Birds get a break from blades


This winter, the whirling blades of half of the more than 5,000 windmills perched atop Altamont Pass will grind to a halt for two months. That plan will allow migrating birds to fly safely through the area.

Under new county permitting rules, the windmill companies, which supply power for 120,000 homes, will halt their turbines during the winter, when winds blow softly and state power needs are lowest. The goal is to halve the number of birds of prey killed by Altamont’s turbines each year, now estimated at 881 to 1,300 (HCN, 5/2/05: Blades, birds and bats: Wind energy and wildlife not a cut-and-dried issue). The companies will also replace aging windmills with fewer, more efficient and bird-friendlier turbines over the next 13 years.
Tristan Grimbert, president of enXco, an Altamont energy producer, says his company will spend as much as $120 million to upgrade its windmills. But he cautions that the industry may have to shut down if forced to make more concessions. "Then you have to replace those megawatts with coal or oil," he says. "That would be as detrimental to the birds."

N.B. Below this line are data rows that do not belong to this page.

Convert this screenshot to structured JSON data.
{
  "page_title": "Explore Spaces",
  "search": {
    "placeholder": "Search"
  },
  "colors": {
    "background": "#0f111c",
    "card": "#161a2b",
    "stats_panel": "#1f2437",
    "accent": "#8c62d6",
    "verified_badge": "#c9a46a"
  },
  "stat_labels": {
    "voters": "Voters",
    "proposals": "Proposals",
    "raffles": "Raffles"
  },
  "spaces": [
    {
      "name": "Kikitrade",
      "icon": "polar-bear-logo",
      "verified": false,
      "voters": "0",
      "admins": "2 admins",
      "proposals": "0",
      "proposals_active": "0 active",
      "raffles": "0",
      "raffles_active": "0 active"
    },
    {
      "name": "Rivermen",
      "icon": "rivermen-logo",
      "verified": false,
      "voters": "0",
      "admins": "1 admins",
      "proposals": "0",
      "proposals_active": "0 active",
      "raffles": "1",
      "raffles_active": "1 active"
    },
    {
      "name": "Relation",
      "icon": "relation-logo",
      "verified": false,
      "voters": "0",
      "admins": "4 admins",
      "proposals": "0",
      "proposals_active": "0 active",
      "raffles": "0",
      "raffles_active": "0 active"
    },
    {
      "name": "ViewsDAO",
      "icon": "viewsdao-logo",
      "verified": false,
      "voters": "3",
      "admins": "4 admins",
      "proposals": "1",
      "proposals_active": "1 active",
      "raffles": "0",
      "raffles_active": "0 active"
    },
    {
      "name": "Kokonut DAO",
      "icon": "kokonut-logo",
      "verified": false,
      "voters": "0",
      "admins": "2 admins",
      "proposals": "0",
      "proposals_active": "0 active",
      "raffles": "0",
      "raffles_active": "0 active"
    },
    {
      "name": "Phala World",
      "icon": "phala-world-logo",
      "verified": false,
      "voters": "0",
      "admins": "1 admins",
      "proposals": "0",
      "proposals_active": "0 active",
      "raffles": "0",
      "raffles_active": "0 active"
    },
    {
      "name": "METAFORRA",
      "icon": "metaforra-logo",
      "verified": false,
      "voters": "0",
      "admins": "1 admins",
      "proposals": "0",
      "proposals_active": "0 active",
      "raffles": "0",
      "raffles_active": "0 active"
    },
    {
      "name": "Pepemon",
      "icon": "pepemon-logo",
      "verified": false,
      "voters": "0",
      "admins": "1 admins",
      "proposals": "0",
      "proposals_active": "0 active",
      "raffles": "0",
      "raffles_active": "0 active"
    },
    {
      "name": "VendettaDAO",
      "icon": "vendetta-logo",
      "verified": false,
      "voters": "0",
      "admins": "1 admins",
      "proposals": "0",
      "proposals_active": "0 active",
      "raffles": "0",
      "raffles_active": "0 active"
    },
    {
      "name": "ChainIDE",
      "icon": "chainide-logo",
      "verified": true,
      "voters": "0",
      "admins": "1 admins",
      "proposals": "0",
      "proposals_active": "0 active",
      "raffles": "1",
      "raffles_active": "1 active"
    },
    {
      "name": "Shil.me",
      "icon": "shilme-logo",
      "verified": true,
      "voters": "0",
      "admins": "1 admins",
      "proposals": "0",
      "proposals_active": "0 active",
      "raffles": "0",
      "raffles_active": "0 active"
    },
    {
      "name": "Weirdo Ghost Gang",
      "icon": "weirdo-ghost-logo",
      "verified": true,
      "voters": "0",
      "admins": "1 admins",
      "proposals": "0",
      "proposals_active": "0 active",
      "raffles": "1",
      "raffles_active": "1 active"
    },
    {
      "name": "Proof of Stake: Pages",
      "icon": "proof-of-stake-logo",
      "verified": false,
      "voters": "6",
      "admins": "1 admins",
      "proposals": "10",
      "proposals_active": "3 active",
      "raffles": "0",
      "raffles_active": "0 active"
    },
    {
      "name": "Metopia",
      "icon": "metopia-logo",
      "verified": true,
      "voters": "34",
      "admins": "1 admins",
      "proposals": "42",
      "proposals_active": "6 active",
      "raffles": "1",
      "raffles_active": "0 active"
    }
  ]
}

Jeff Miller, coordinator for the nonprofit Center for Biological Diversity, says his organization is satisfied with the recent decision by the Alameda County Board of Supervisors, though it favored a state attorney general’s plan calling for stronger penalties and swifter action. The Center still has a lawsuit open against enXco and other Altamont companies, seeking new nesting habitat as compensation for years of windmill-killed birds. Final approval of the county rules, with additional conditions to further protect birds, is expected this September.